Manifestantes atrás de uma barricada durante confrontos em Kiev em 8 de fevereiro de 2014. (Mstyslav Chernov/Wikidia Commons/CC BY-SA 3.0)

By João Wight
Médio

Wom o conflito na Ucrânia a marcar o seu terceiro aniversário, e sem sinais de que vá abrandar em breve, vale a pena aprofundar a sua causas e trajetória dos eventos levando a isso.

Isso é para rejeitar uma narrativa moldada por ideólogos ocidentais tão superficial que tem sido constrangedor de assistir.

Desde o golpe de Kiev no início 2014 — um golpe material e político suportado por Washington e seus aliados europeus — conseguiu derrubar o governo democraticamente eleito de Viktor Yanukovych, havia uma inevitabilidade sombria em relação ao que aconteceu em 24 de fevereiro de 2022.

Da perspectiva do Kremlin, a campanha militar da Rússia representou uma resposta há muito esperada à agressão ocidental na forma da expansão da OTAN para o leste, a ponto de começar a representar uma ameaça inaceitável à segurança do país.

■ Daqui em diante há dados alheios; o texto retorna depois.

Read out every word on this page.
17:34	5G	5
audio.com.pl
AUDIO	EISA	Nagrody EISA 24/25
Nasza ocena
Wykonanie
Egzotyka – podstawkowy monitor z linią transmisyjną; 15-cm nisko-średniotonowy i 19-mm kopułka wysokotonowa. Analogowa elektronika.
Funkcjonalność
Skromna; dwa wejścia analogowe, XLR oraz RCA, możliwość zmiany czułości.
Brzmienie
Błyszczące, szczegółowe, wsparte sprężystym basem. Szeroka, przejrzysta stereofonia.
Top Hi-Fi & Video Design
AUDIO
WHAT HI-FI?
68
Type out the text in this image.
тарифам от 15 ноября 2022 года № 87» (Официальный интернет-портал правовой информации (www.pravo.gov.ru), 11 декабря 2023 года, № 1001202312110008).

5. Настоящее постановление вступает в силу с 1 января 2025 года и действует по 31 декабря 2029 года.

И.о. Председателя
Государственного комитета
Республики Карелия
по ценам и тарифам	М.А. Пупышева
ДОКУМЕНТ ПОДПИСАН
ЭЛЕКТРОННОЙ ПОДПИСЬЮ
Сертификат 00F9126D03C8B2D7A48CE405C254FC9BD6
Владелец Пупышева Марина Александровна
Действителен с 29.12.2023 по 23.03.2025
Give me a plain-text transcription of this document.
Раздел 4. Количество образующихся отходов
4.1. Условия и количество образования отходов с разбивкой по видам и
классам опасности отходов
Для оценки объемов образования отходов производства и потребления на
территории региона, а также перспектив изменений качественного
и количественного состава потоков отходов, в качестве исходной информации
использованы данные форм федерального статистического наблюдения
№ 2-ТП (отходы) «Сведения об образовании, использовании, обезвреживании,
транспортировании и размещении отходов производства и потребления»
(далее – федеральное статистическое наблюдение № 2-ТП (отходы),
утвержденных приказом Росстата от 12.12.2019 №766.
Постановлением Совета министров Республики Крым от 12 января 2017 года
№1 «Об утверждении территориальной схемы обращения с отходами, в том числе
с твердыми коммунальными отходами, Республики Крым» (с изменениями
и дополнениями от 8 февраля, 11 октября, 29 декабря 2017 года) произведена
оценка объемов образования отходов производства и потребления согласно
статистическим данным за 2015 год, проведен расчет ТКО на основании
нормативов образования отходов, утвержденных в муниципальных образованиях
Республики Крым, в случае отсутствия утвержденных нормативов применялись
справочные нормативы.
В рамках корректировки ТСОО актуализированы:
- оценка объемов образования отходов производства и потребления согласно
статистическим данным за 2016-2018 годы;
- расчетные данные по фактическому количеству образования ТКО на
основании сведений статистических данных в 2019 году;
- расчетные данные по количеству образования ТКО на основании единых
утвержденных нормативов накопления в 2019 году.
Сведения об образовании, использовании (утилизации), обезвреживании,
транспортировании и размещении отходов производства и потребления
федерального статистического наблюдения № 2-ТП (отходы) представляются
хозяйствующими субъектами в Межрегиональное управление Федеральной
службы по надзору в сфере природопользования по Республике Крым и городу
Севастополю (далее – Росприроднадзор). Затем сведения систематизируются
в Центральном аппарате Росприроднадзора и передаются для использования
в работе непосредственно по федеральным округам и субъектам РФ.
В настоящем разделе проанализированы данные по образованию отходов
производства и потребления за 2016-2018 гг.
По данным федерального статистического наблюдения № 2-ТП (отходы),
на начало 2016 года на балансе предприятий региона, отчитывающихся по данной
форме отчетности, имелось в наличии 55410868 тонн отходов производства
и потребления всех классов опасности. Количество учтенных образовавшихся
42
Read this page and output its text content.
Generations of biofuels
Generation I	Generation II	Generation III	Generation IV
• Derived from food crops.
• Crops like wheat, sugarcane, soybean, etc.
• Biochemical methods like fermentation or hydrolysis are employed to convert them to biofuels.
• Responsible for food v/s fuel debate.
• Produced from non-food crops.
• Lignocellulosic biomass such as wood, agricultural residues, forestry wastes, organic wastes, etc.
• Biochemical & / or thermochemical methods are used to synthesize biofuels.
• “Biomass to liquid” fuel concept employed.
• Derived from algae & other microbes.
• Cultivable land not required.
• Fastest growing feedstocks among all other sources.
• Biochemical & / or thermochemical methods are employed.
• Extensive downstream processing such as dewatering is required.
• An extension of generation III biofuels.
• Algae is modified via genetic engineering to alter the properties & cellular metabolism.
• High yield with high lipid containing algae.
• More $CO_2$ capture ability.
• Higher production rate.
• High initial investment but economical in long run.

O presidente russo Vladimir Putin e o Kremlin foram, ao longo de muitos anos, implacáveis ​​em alertas sonoros a esse respeito. Essas advertências, no entanto, caíram em ouvidos moucos daqueles resolutos em sua crença nas supostas verdades da hegemonia ocidental na esteira do colapso do comunismo soviético no início dos anos 1990.

Em última análise, impérios são entidades que criam sua própria realidade quando seguros em seu poder. No entanto, quando esse poder diminui e enfraquece, como deve, o que os proponentes do império consideram realidade é revelado como o produto do pensamento mágico.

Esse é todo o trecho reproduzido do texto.